Warga Amerika tersebut diidentifikasi sebagai Shazad Rouf, 24 tahun, seorang mahasiswa magister administrasi bisnis di Universitas Utara-Selatan di Dhaka. Polisi mengatakan Rouf lahir di Bangladesh tetapi memiliki kewarganegaraan AS.

Penyelidik mengatakan Rouf dan sekelompok jihadis lainnya merencanakan serangan teror, namun sasarannya tidak jelas. Rouf lolos dari penggerebekan polisi pada bulan Februari yang berakhir dengan tiga temannya diborgol. The New York Times melaporkan.

Rouf pindah bersama keluarganya ke Elmhurst pinggiran Chicago pada tahun 1999, kemudian pindah ke daerah San Francisco, ayahnya, Tauheed, mengatakan kepada The Washington Post. Keluarga tersebut dilaporkan pindah kembali ke Bangladesh pada tahun 2009.

Sang ayah mengatakan dia tidak memiliki tanda-tanda bahwa putranya menjadi radikal. “Mungkin karena ketidakmampuan saya untuk memahaminya, tapi kami tidak pernah mendapat indikasi apa pun.”

Keluarganya rupanya kehilangan kontak dengannya pada saat penggerebekan. Ayah Rouf mengajukan laporan orang hilang ke polisi pada 6 Februari, tambah Times.

Polisi menangkap satu tersangka dalam penggerebekan hari Selasa, kata Kepala Polisi AKM Shahidul Hoque kepada wartawan.
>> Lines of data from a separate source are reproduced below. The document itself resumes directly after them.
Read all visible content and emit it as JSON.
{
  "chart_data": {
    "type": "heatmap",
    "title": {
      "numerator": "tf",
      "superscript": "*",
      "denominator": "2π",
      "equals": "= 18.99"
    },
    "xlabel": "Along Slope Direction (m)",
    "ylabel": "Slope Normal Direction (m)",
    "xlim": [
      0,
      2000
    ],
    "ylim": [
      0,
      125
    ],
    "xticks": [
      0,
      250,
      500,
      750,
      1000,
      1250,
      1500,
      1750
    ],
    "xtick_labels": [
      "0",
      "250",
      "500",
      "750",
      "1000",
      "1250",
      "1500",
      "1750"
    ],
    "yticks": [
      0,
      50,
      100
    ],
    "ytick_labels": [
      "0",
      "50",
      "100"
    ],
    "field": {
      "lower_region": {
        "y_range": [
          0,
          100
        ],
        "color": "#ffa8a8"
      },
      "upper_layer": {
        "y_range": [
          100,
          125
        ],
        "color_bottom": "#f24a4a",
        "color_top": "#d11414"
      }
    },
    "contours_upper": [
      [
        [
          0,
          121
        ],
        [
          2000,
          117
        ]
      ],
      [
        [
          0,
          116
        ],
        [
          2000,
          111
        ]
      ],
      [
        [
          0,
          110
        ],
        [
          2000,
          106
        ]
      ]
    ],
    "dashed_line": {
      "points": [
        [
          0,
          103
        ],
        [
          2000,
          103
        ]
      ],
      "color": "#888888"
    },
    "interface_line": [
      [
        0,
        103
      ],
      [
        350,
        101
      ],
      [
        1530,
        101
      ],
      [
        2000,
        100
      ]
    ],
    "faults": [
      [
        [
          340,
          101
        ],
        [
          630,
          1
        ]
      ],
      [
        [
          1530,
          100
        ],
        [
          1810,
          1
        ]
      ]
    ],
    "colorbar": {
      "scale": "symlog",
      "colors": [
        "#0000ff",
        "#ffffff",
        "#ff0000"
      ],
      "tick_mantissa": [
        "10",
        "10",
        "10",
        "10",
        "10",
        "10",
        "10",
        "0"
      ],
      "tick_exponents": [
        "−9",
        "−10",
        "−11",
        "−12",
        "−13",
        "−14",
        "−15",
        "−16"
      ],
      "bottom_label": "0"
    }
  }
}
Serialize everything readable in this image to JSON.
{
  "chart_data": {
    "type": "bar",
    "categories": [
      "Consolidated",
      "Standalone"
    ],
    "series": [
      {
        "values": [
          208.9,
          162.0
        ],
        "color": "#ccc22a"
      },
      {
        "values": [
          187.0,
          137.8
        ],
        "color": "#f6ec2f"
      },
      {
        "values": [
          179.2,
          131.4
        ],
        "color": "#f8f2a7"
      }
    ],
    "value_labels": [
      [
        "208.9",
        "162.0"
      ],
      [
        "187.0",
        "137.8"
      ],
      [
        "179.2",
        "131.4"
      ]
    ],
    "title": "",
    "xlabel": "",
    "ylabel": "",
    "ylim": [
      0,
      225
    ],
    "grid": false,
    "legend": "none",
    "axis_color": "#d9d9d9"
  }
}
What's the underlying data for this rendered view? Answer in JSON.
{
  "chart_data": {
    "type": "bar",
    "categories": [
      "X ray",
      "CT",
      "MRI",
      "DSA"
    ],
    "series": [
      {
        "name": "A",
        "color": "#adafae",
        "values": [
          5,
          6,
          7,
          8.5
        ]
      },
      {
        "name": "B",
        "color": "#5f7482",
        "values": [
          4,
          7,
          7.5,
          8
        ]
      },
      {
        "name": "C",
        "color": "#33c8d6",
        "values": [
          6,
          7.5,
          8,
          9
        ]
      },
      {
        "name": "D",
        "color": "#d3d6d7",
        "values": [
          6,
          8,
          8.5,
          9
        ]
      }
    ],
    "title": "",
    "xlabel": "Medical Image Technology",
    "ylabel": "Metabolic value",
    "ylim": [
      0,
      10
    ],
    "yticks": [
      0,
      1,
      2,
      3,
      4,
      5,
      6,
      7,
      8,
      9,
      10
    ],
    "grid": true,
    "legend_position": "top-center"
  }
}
Petugas mengatakan mereka menemukan granat, pistol, bahan peledak, pisau dan dua bendera hitam dalam penggerebekan tersebut.

Tersangka yang ditangkap dirawat di rumah sakit karena luka tembak. Kepala suku mengatakan penggerebekan itu terjadi di daerah Kalyanpur, Dhaka.

Seorang penghuni gedung yang mengidentifikasi dirinya dengan satu nama, Anik, mengatakan kepada The Associated Press bahwa warga mendengar suara tembakan tepat setelah tengah malam dan mencari perlindungan dengan berbaring di lantai lantai lima gedung. Para tersangka tinggal di lantai empat.

“Kami mendengar ‘Allahu akbar’ datang dari lantai empat ketika api mulai menyala,” katanya, menggunakan frasa Arab untuk “Tuhan Maha Besar.”

“Itu adalah situasi yang mengerikan,” katanya.

Para tersangka baru saja menyewa apartemen tersebut, kata Mizanur Rahman, sub-inspektur polisi di daerah tersebut.

Hoque mengatakan para pejabat masih menyelidiki apakah para militan tersebut merupakan anggota organisasi teroris yang lebih besar, namun pakaian mereka dan bukti-bukti lain menunjukkan bahwa mereka kemungkinan besar adalah anggota kelompok terlarang Jumatul Mujahedeen Bangladesh, atau JMB. Kelompok ini disalahkan atas serangan tanggal 1 Juli terhadap sebuah restoran di wilayah diplomatik Gulshan di Dhaka, yang menewaskan 20 orang, beberapa di antaranya adalah warga Italia dan Jepang.

“Dibutuhkan waktu beberapa jam untuk mendapatkan gambaran yang jelas, namun kami menemukan mereka mengenakan gaun hitam…yang menunjukkan bahwa mereka berasal dari kelompok yang sama yang terlibat dalam serangan di Gulshan,” kata Hoque.

Kelompok teror ISIS telah mengaku bertanggung jawab atas serangan tanggal 1 Juli dan banyak serangan lainnya baru-baru ini terhadap blogger atheis, orang asing, dan kelompok minoritas, namun pihak berwenang menolak klaim tersebut, dengan mengatakan tidak ada tanda-tanda kelompok tersebut hadir di negara tersebut. Sebaliknya, pemerintah mengatakan kelompok militan lokal, termasuk JMB, berada di balik serangan tersebut.

Associated Press berkontribusi pada laporan ini.